3.     Miranda, Caroline. "Weird Science: Biotechnology as Art Form." ARTnews. 18 Mar. 2013. Web. 05 May 2016. <http://www.artnews.com/2013/03/18/biotechnology-as-art-form/>
4.     "Biotech Art – We Make Money Not Art." We Make Money Not Art. Web. 05 May 2016. <http://we-make-money-not-art.com/category/biotech-art/>.
5.     Gkoutzioul, Katerina I. "Art and Biotechnology: When Art Looks into Science." The Rest Is Art. 26 Oct. 2010. Web. 05 May 2016. <https://therestisart.wordpress.com/2010/10/26/art-and-biotechnology-when-art-looks-into-science/>.
6.     Delgado, Rick. "How Artists Are Blending Biotechnology And Art." MakeUseOf. 08 May 2015. Web. 05 May 2016.
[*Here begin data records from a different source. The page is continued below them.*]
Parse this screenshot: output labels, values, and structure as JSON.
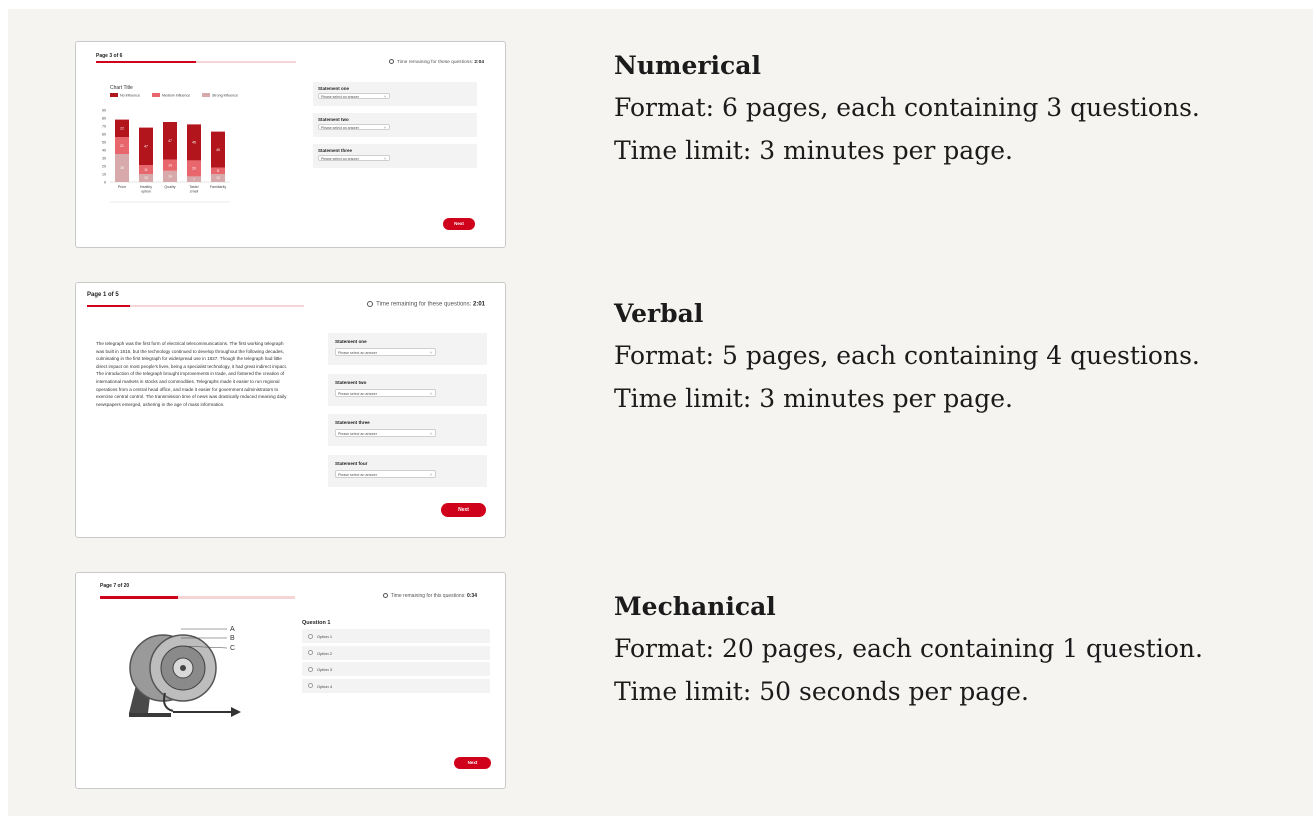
{
  "sections": [
    {
      "title": "Numerical",
      "format": "Format: 6 pages, each containing 3 questions.",
      "time_limit": "Time limit: 3 minutes per page.",
      "preview": {
        "page_label": "Page 3 of 6",
        "progress": 0.5,
        "timer_text": "Time remaining for these questions:",
        "timer_value": "2:04",
        "chart_data": {
          "type": "bar",
          "stacked": true,
          "title": "Chart Title",
          "categories": [
            "Price",
            "Healthy option",
            "Quality",
            "Taste/ smell",
            "Familiarity"
          ],
          "series": [
            {
              "name": "No influence",
              "color": "#b3151c",
              "values": [
                22,
                47,
                47,
                45,
                45
              ]
            },
            {
              "name": "Medium influence",
              "color": "#e8676d",
              "values": [
                21,
                11,
                14,
                20,
                8
              ]
            },
            {
              "name": "Strong influence",
              "color": "#d8a9aa",
              "values": [
                35,
                10,
                14,
                7,
                10
              ]
            }
          ],
          "ylim": [
            0,
            90
          ],
          "yticks": [
            "0",
            "10",
            "20",
            "30",
            "40",
            "50",
            "60",
            "70",
            "80",
            "90"
          ],
          "data_labels": [
            [
              "22",
              "21",
              "35"
            ],
            [
              "47",
              "11",
              "10"
            ],
            [
              "47",
              "14",
              "14"
            ],
            [
              "45",
              "20",
              "7"
            ],
            [
              "45",
              "8",
              "10"
            ]
          ]
        },
        "statements": [
          {
            "title": "Statement one",
            "placeholder": "Please select an answer"
          },
          {
            "title": "Statement two",
            "placeholder": "Please select an answer"
          },
          {
            "title": "Statement three",
            "placeholder": "Please select an answer"
          }
        ],
        "next_label": "Next"
      }
    },
    {
      "title": "Verbal",
      "format": "Format: 5 pages, each containing 4 questions.",
      "time_limit": "Time limit: 3 minutes per page.",
      "preview": {
        "page_label": "Page 1 of 5",
        "progress": 0.2,
        "timer_text": "Time remaining for these questions:",
        "timer_value": "2:01",
        "passage": "The telegraph was the first form of electrical telecommunications. The first working telegraph was built in 1816, but the technology continued to develop throughout the following decades, culminating in the first telegraph for widespread use in 1837. Though the telegraph had little direct impact on most people's lives, being a specialist technology, it had great indirect impact. The introduction of the telegraph brought improvements in trade, and fostered the creation of international markets in stocks and commodities. Telegraphs made it easier to run regional operations from a central head office, and made it easier for government administrators to exercise central control. The transmission time of news was drastically reduced meaning daily newspapers emerged, ushering in the age of mass information.",
        "statements": [
          {
            "title": "Statement one",
            "placeholder": "Please select an answer"
          },
          {
            "title": "Statement two",
            "placeholder": "Please select an answer"
          },
          {
            "title": "Statement three",
            "placeholder": "Please select an answer"
          },
          {
            "title": "Statement four",
            "placeholder": "Please select an answer"
          }
        ],
        "next_label": "Next"
      }
    },
    {
      "title": "Mechanical",
      "format": "Format: 20 pages, each containing 1 question.",
      "time_limit": "Time limit: 50 seconds per page.",
      "preview": {
        "page_label": "Page 7 of 20",
        "progress": 0.4,
        "timer_text": "Time remaining for this questions:",
        "timer_value": "0:34",
        "diagram_labels": [
          "A",
          "B",
          "C"
        ],
        "question_title": "Question 1",
        "options": [
          "Option 1",
          "Option 2",
          "Option 3",
          "Option 4"
        ],
        "next_label": "Next"
      }
    }
  ]
}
7.     Delgado, Rick. "How Artists Are Blending Biotechnology And Art." MakeUseOf. 08 May 2015. Web. 05 May 2016.<http://www.makeuseof.com/tag/artists-blending-biotechnology-art/>

Sunday, May 1, 2016

Event 2

Today, I attended Toni Dove’s lecture at the Department of Design Media Arts. Toni Dove is an artist whom specializes in interface design, specifically interactive cinema. While listening to her lecture, two of her works stood out the most to me. I will discuss two of her works that I found to have close connections with what we have been learning in class. 
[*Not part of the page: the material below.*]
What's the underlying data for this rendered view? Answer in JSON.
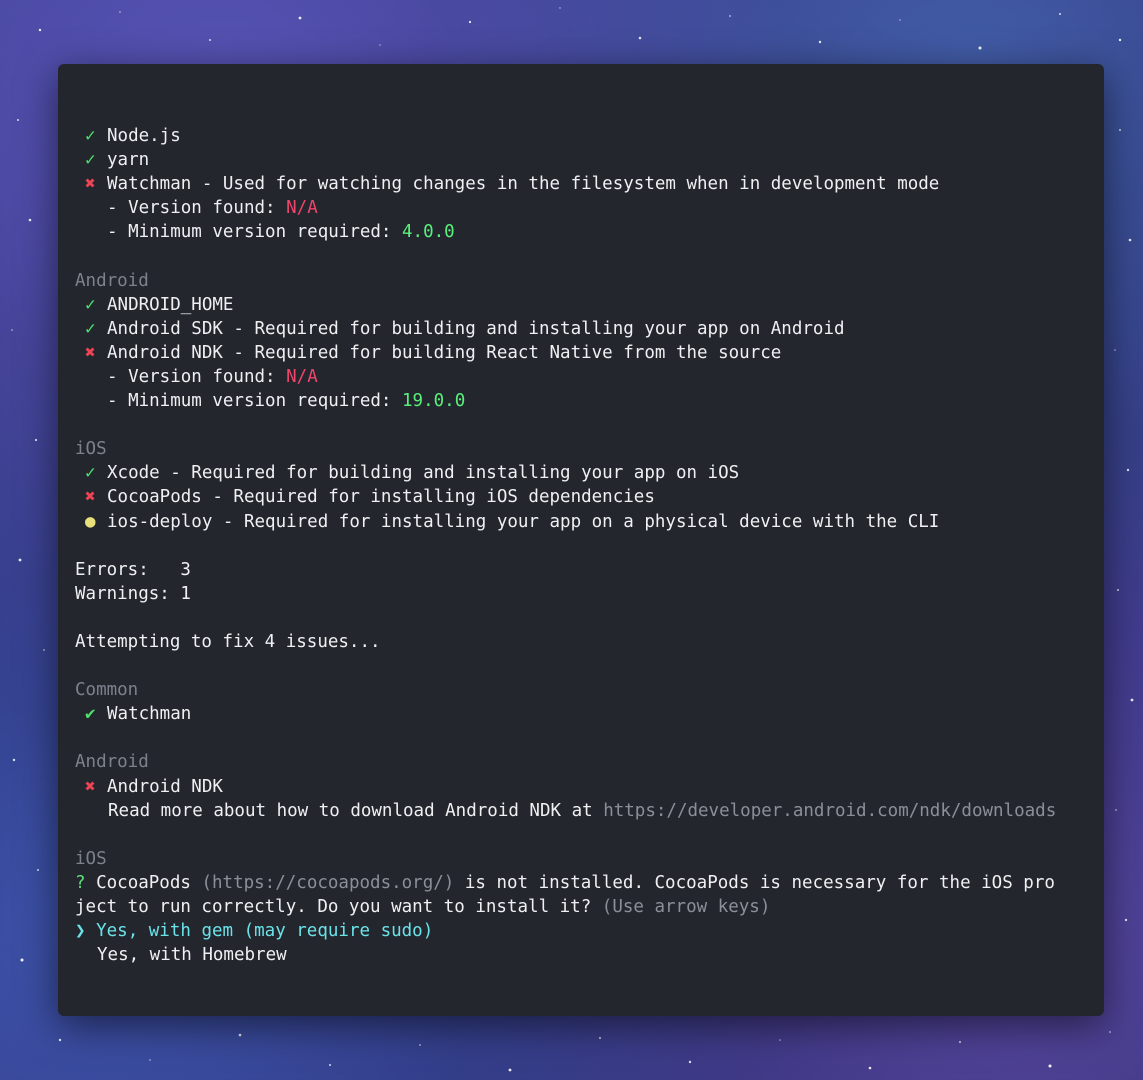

Spectropia. Courtesy of UCLA DMA
The first piece I am going to discuss is called “Spectropia”. Spectropia is an interactive video game that is about a girl who is searching for her missing father. Along the way she encounters moments and people from the past. Spectropia uses video motion sensing which allows the viewer to use their hands to dictate the movement of the girl throughout her journey. Toni Dove explained how the human body interface is a powerful immersive language. The language is created by the ability to combine the feeling of disbelief and a powerful narrative. The disbelief comes from the audience’s ability to feel as though they are part of the narrative. Interacting with the narrative creates a strong story. I think Spectropia is a really good example of robotics and art. In Spectropia, the narrative serves as the art and the robotic machines are enhancing the art, which allows the audience to have immersive interaction. The only downside of Dove’s technology is that people will eventually become too comfortable with living in an artificial world. This can be detrimental to their ability to communication and function outside of a game. 
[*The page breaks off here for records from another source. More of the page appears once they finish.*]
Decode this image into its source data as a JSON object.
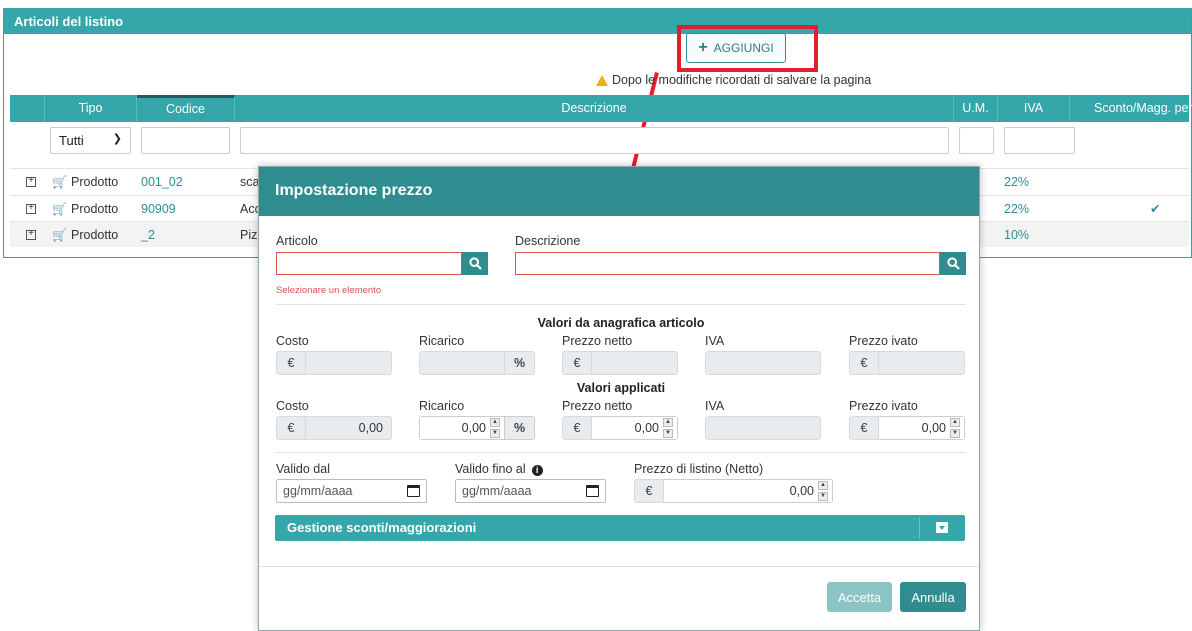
{
  "panel": {
    "title": "Articoli del listino"
  },
  "toolbar": {
    "add_label": "AGGIUNGI",
    "notice": "Dopo le modifiche ricordati di salvare la pagina"
  },
  "grid": {
    "headers": {
      "tipo": "Tipo",
      "codice": "Codice",
      "descrizione": "Descrizione",
      "um": "U.M.",
      "iva": "IVA",
      "sconto": "Sconto/Magg. per"
    },
    "filter_tipo": "Tutti",
    "rows": [
      {
        "tipo": "Prodotto",
        "codice": "001_02",
        "descr": "sca",
        "iva": "22%",
        "check": ""
      },
      {
        "tipo": "Prodotto",
        "codice": "90909",
        "descr": "Acc",
        "iva": "22%",
        "check": "✔"
      },
      {
        "tipo": "Prodotto",
        "codice": "_2",
        "descr": "Pizz",
        "iva": "10%",
        "check": ""
      }
    ]
  },
  "modal": {
    "title": "Impostazione prezzo",
    "articolo_label": "Articolo",
    "descrizione_label": "Descrizione",
    "error": "Selezionare un elemento",
    "anagrafica_title": "Valori da anagrafica articolo",
    "applicati_title": "Valori applicati",
    "labels": {
      "costo": "Costo",
      "ricarico": "Ricarico",
      "prezzo_netto": "Prezzo netto",
      "iva": "IVA",
      "prezzo_ivato": "Prezzo ivato"
    },
    "currency": "€",
    "percent": "%",
    "applied": {
      "costo": "0,00",
      "ricarico": "0,00",
      "prezzo_netto": "0,00",
      "prezzo_ivato": "0,00"
    },
    "valido_dal_label": "Valido dal",
    "valido_fino_label": "Valido fino al",
    "prezzo_listino_label": "Prezzo di listino (Netto)",
    "date_placeholder": "gg/mm/aaaa",
    "prezzo_listino_value": "0,00",
    "accordion_title": "Gestione sconti/maggiorazioni",
    "accept_label": "Accetta",
    "cancel_label": "Annulla"
  }
}
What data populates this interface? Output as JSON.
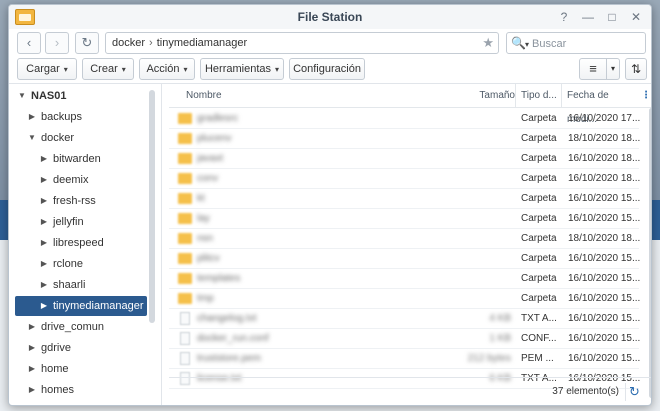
{
  "window": {
    "title": "File Station",
    "controls": {
      "help": "?",
      "minimize": "—",
      "maximize": "□",
      "close": "✕"
    }
  },
  "navbar": {
    "back": "‹",
    "forward": "›",
    "refresh": "↻",
    "path": [
      "docker",
      "tinymediamanager"
    ],
    "path_separator": "›",
    "star": "★",
    "search_placeholder": "Buscar",
    "search_icon": "🔍",
    "search_caret": "▾"
  },
  "toolbar": {
    "upload": "Cargar",
    "create": "Crear",
    "action": "Acción",
    "tools": "Herramientas",
    "settings": "Configuración",
    "caret": "▾",
    "view_icon": "≡",
    "view_caret": "▾",
    "sort_icon": "⇅"
  },
  "sidebar": {
    "items": [
      {
        "label": "NAS01",
        "arrow": "▼",
        "level": 0,
        "bold": true
      },
      {
        "label": "backups",
        "arrow": "▶",
        "level": 1
      },
      {
        "label": "docker",
        "arrow": "▼",
        "level": 1
      },
      {
        "label": "bitwarden",
        "arrow": "▶",
        "level": 2
      },
      {
        "label": "deemix",
        "arrow": "▶",
        "level": 2
      },
      {
        "label": "fresh-rss",
        "arrow": "▶",
        "level": 2
      },
      {
        "label": "jellyfin",
        "arrow": "▶",
        "level": 2
      },
      {
        "label": "librespeed",
        "arrow": "▶",
        "level": 2
      },
      {
        "label": "rclone",
        "arrow": "▶",
        "level": 2
      },
      {
        "label": "shaarli",
        "arrow": "▶",
        "level": 2
      },
      {
        "label": "tinymediamanager",
        "arrow": "▶",
        "level": 2,
        "selected": true
      },
      {
        "label": "drive_comun",
        "arrow": "▶",
        "level": 1
      },
      {
        "label": "gdrive",
        "arrow": "▶",
        "level": 1
      },
      {
        "label": "home",
        "arrow": "▶",
        "level": 1
      },
      {
        "label": "homes",
        "arrow": "▶",
        "level": 1
      }
    ]
  },
  "table": {
    "headers": {
      "name": "Nombre",
      "size": "Tamaño",
      "type": "Tipo d...",
      "date": "Fecha de modi...",
      "menu": "⋮"
    },
    "rows": [
      {
        "icon": "folder-icon",
        "name": "gradlesrc",
        "size": "",
        "type": "Carpeta",
        "date": "16/10/2020 17..."
      },
      {
        "icon": "folder-icon",
        "name": "plucenv",
        "size": "",
        "type": "Carpeta",
        "date": "18/10/2020 18..."
      },
      {
        "icon": "folder-icon",
        "name": "javaxt",
        "size": "",
        "type": "Carpeta",
        "date": "16/10/2020 18..."
      },
      {
        "icon": "folder-icon",
        "name": "conv",
        "size": "",
        "type": "Carpeta",
        "date": "16/10/2020 18..."
      },
      {
        "icon": "folder-icon",
        "name": "kt",
        "size": "",
        "type": "Carpeta",
        "date": "16/10/2020 15..."
      },
      {
        "icon": "folder-icon",
        "name": "lay",
        "size": "",
        "type": "Carpeta",
        "date": "16/10/2020 15..."
      },
      {
        "icon": "folder-icon",
        "name": "nsn",
        "size": "",
        "type": "Carpeta",
        "date": "18/10/2020 18..."
      },
      {
        "icon": "folder-icon",
        "name": "plitcv",
        "size": "",
        "type": "Carpeta",
        "date": "16/10/2020 15..."
      },
      {
        "icon": "folder-icon",
        "name": "templates",
        "size": "",
        "type": "Carpeta",
        "date": "16/10/2020 15..."
      },
      {
        "icon": "folder-icon",
        "name": "tmp",
        "size": "",
        "type": "Carpeta",
        "date": "16/10/2020 15..."
      },
      {
        "icon": "file-icon",
        "name": "changelog.txt",
        "size": "4 KB",
        "type": "TXT A...",
        "date": "16/10/2020 15..."
      },
      {
        "icon": "file-icon",
        "name": "docker_run.conf",
        "size": "1 KB",
        "type": "CONF...",
        "date": "16/10/2020 15..."
      },
      {
        "icon": "file-icon",
        "name": "truststore.pem",
        "size": "212 bytes",
        "type": "PEM ...",
        "date": "16/10/2020 15..."
      },
      {
        "icon": "file-icon",
        "name": "license.txt",
        "size": "6 KB",
        "type": "TXT A...",
        "date": "16/10/2020 15..."
      }
    ]
  },
  "status": {
    "count": "37 elemento(s)",
    "refresh": "↻"
  }
}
Toni Dove demonstrates her interactive media 

The second piece I am going to talk about is the piece modeled after the human spine. Toni Dove created a spine that the audience was able to travel through on an aircraft. Toni Dove explained her multiple reasons for creating this piece. Her first reason was to explore the idea of an interactive autopsy program. In week 4 lectures, Vesna explained how it was crucial for a doctor to understand the human anatomy. Rather then seeing a 2D image of the human anatomy Dove creates a 4D image of the human body, which enhances the way to see and interact with the human anatomy. Toni Dove’s other reason was to try and fool the person interacting with the piece. Dove explained how one’s relationship with media and their body is a way to trick the body into feeling a particular way. I found this reason to connect to Diana Gromala ideas behind using Virtual Reality. Diana Gromala uses virtual reality to change patient’s pain levels. Compared to the other piece, this piece is a more realistic and helpful piece. Instead of using dangerous medication, Dove is creating a effective and safe way to try and help people. 

Overall, I found Toni Dove’s lecture to be extremely fascinating. She is pushing the boundaries between art and robotics by creating an immersive and interactive experience for the user. She is changing flat artwork into a stimulating viewing experience. 
Awkwardly standing next to Toni Dove!